After that, police say he continued marching with a group before reaching the 1600 block of Vine Street where he stopped to spray paint on the wall of another business. The suspect is being held on $20,000 bond.
Demonstrators with the Black Lives Matter group gathered in Venice on Sunday, which marked the third straight night of protests in the L.A. area, most of which have been peaceful.
After the release of graphic video depicting the fatal beating of Nichols on Friday, protests began that night at L.A. police headquarters. This came as the five Memphis police officers have since been fired and charged with murder.
Some in the crowd surrounded parked police cars -- banging on them and smacking windows.
The group had marched through downtown Los Angeles carrying Black Lives Matter banners and smartphones before gathering at First and Main streets shortly after 8 p.m. for a candlelight vigil for Nichols and also Keenan Anderson, who died in LAPD custody Jan. 6 after being repeatedly shot with a Taser.
Protesters knocked down metal protective barriers and someone spray painted the word "kills" on the building under the words Los Angeles Police Department.

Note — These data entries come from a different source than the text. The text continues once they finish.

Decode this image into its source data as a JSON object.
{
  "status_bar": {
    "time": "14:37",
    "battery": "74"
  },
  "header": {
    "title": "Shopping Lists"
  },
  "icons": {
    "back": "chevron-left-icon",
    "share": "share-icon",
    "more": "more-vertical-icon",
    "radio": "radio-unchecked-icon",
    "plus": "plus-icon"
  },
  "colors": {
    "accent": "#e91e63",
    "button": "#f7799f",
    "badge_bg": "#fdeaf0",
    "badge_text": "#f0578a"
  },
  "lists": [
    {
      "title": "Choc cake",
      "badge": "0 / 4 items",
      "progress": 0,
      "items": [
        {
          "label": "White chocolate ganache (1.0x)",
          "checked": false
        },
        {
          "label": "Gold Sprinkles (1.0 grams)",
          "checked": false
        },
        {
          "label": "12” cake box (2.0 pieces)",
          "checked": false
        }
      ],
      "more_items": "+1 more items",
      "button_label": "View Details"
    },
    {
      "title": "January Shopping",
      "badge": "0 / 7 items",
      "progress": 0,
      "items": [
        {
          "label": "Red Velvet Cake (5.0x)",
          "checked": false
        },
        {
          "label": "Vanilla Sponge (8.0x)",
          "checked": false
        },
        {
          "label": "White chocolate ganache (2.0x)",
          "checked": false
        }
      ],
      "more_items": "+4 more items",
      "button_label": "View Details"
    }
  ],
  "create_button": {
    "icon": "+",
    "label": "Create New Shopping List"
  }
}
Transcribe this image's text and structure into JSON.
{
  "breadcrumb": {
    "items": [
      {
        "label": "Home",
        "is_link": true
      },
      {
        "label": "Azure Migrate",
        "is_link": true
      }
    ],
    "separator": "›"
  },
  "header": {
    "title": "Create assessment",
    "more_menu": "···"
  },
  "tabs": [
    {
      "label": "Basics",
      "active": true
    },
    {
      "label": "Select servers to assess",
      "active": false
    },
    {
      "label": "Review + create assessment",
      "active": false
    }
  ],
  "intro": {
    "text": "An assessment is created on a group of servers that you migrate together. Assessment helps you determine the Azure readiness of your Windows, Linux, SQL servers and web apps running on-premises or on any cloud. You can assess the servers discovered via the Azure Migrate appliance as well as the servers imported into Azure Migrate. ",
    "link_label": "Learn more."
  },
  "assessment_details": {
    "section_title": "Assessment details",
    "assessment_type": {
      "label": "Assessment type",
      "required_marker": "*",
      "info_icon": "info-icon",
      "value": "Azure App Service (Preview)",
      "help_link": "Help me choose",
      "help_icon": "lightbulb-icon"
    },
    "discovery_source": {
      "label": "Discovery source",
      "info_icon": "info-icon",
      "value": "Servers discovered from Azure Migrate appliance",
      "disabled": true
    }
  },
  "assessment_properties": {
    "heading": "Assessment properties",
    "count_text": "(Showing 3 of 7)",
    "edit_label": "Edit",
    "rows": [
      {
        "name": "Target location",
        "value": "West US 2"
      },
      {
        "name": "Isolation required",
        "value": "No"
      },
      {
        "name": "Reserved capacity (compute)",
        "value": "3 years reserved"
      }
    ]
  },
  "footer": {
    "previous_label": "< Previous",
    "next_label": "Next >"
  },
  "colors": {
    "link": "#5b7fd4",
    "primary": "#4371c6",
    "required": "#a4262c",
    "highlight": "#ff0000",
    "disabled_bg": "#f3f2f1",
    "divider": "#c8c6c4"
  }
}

The Memphis police chief disbanded the city's so-called Scorpion unit on Saturday, citing a "cloud of dishonor" from newly released video that showed some of its officers beating Nichols to death.
Police Director Cerelyn "CJ" Davis acted a day after the harrowing video emerged, saying she listened to Nichols' relatives, community leaders and uninvolved officers in making the decision. Her announcement came as the nation and the city struggled to come to grips with the violence of the officers, who are also Black. The video renewed doubts about why fatal encounters with law enforcement keep happening despite repeated calls for change.
Protestors marching though downtown Memphis cheered when they heard the unit had been dissolved.
City News Service, Inc. contributed to this report.